Step 3 - Via Jacobians: As a check, use the Jacobian formula. The denominator is:

$$\frac{\partial(F,G)}{\partial(u,v)} = \begin{vmatrix} 2u & 4v \\ -2u & -2v \end{vmatrix} = (2u)(-2v) - (4v)(-2u) = -4uv + 8uv = 4uv$$

The numerator:

$$\frac{\partial(F,G)}{\partial(x,v)} = \begin{vmatrix} 2x & 4v \\ 2x & -2v \end{vmatrix} = (2x)(-2v) - (4v)(2x) = -4xv - 8xv = -12xv$$

So $\partial u/\partial x = -(-12xv)/(4uv) = 12xv/(4uv) = 3x/u$. Same answer.

7 Prove the cyclic relation: $\left(\dfrac{\partial x}{\partial y}\right)_z \cdot \left(\dfrac{\partial y}{\partial z}\right)_x \cdot \left(\dfrac{\partial z}{\partial x}\right)_y = -1$

If $F(x,y,z) = 0$ defines each variable implicitly as a function of the other two (where the relevant partial derivatives of $F$ are nonzero), prove the cyclic product equals $-1$.

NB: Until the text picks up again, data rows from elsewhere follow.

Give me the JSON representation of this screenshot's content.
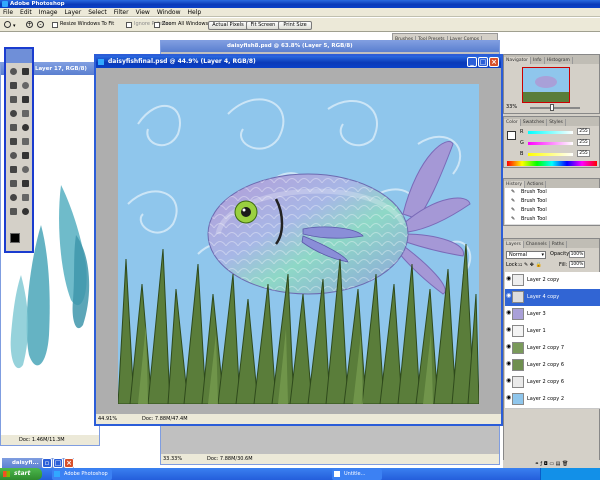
{
  "app": {
    "title": "Adobe Photoshop",
    "menus": [
      "File",
      "Edit",
      "Image",
      "Layer",
      "Select",
      "Filter",
      "View",
      "Window",
      "Help"
    ]
  },
  "options_bar": {
    "resize_windows_label": "Resize Windows To Fit",
    "ignore_palettes_label": "Ignore Palettes",
    "zoom_all_windows_label": "Zoom All Windows",
    "actual_pixels_label": "Actual Pixels",
    "fit_screen_label": "Fit Screen",
    "print_size_label": "Print Size",
    "resize_windows_checked": false,
    "ignore_palettes_checked": false,
    "zoom_all_windows_checked": false
  },
  "palette_well": {
    "tabs": [
      "Brushes",
      "Tool Presets",
      "Layer Comps"
    ]
  },
  "toolbox": {
    "tools": [
      "move",
      "marquee",
      "lasso",
      "magic-wand",
      "crop",
      "slice",
      "healing",
      "brush",
      "stamp",
      "history-brush",
      "eraser",
      "gradient",
      "blur",
      "dodge",
      "path-select",
      "type",
      "pen",
      "shape",
      "notes",
      "eyedropper",
      "hand",
      "zoom"
    ],
    "foreground_color": "#000000",
    "background_color": "#ffffff"
  },
  "windows": {
    "back_doc": {
      "title": "Layer 17, RGB/8)",
      "status_zoom": "",
      "status_doc": "Doc: 1.46M/11.3M"
    },
    "mid_doc": {
      "title": "daisyfish8.psd @ 63.8% (Layer 5, RGB/8)",
      "status_zoom": "33.33%",
      "status_doc": "Doc: 7.88M/30.6M"
    },
    "main_doc": {
      "title": "daisyfishfinal.psd @ 44.9% (Layer 4, RGB/8)",
      "status_zoom": "44.91%",
      "status_doc": "Doc: 7.88M/47.4M"
    },
    "minimized": {
      "title": "daisyfi..."
    }
  },
  "navigator": {
    "tabs": [
      "Navigator",
      "Info",
      "Histogram"
    ],
    "zoom": "33%"
  },
  "color_panel": {
    "tabs": [
      "Color",
      "Swatches",
      "Styles"
    ],
    "channels": [
      {
        "label": "R",
        "value": "255",
        "color": "#ff0000",
        "fraction": 1.0
      },
      {
        "label": "G",
        "value": "255",
        "color": "#00ff00",
        "fraction": 1.0
      },
      {
        "label": "B",
        "value": "255",
        "color": "#0000ff",
        "fraction": 1.0
      }
    ]
  },
  "history_panel": {
    "tabs": [
      "History",
      "Actions"
    ],
    "items": [
      "Brush Tool",
      "Brush Tool",
      "Brush Tool",
      "Brush Tool"
    ]
  },
  "layers_panel": {
    "tabs": [
      "Layers",
      "Channels",
      "Paths"
    ],
    "blend_mode": "Normal",
    "opacity_label": "Opacity:",
    "opacity": "100%",
    "lock_label": "Lock:",
    "fill_label": "Fill:",
    "fill": "100%",
    "layers": [
      {
        "name": "Layer 2 copy",
        "selected": false
      },
      {
        "name": "Layer 4 copy",
        "selected": true
      },
      {
        "name": "Layer 3",
        "selected": false
      },
      {
        "name": "Layer 1",
        "selected": false
      },
      {
        "name": "Layer 2 copy 7",
        "selected": false
      },
      {
        "name": "Layer 2 copy 6",
        "selected": false
      },
      {
        "name": "Layer 2 copy 6",
        "selected": false
      },
      {
        "name": "Layer 2 copy 2",
        "selected": false
      }
    ]
  },
  "taskbar": {
    "start_label": "start",
    "items": [
      "Adobe Photoshop",
      "Untitle..."
    ]
  },
  "colors": {
    "xp_blue": "#0a3ab8",
    "selection_blue": "#3165d4",
    "sky_blue": "#8fc6ec",
    "fish_purple": "#a9a0d8",
    "grass_green": "#5a7d3a"
  }
}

Step 1: Express each factor using the implicit differentiation formula. When we view $x$ as a function of $y$ (with $z$ held constant), the "output" variable is $x$ and the "input" is $y$:

$\left(\dfrac{\partial x}{\partial y}\right)_z = -\dfrac{F_y}{F_x}$

$\left(\dfrac{\partial y}{\partial z}\right)_x = -\dfrac{F_z}{F_y}$

$\left(\dfrac{\partial z}{\partial x}\right)_y = -\dfrac{F_x}{F_z}$

Step 2: Multiply the three factors together:

$$\left(-\frac{F_y}{F_x}\right)\left(-\frac{F_z}{F_y}\right)\left(-\frac{F_x}{F_z}\right) = (-1)^3 \cdot \frac{F_y \cdot F_z \cdot F_x}{F_x \cdot F_y \cdot F_z} = -1$$

All the partial derivatives cancel in the product, leaving just $(-1)^3 = -1$.

Interpretation: This is surprising! You might expect three "derivatives" that cycle through the variables to multiply to $+1$ - after all, $\frac{dx}{dy} \cdot \frac{dy}{dz} \cdot \frac{dz}{dx}$ looks like it should telescope. But that naive cancellation is wrong because each partial holds a different variable constant. Each implicit differentiation contributes a factor of $-1$, and three of them give $-1$. This "cyclic relation" appears throughout thermodynamics.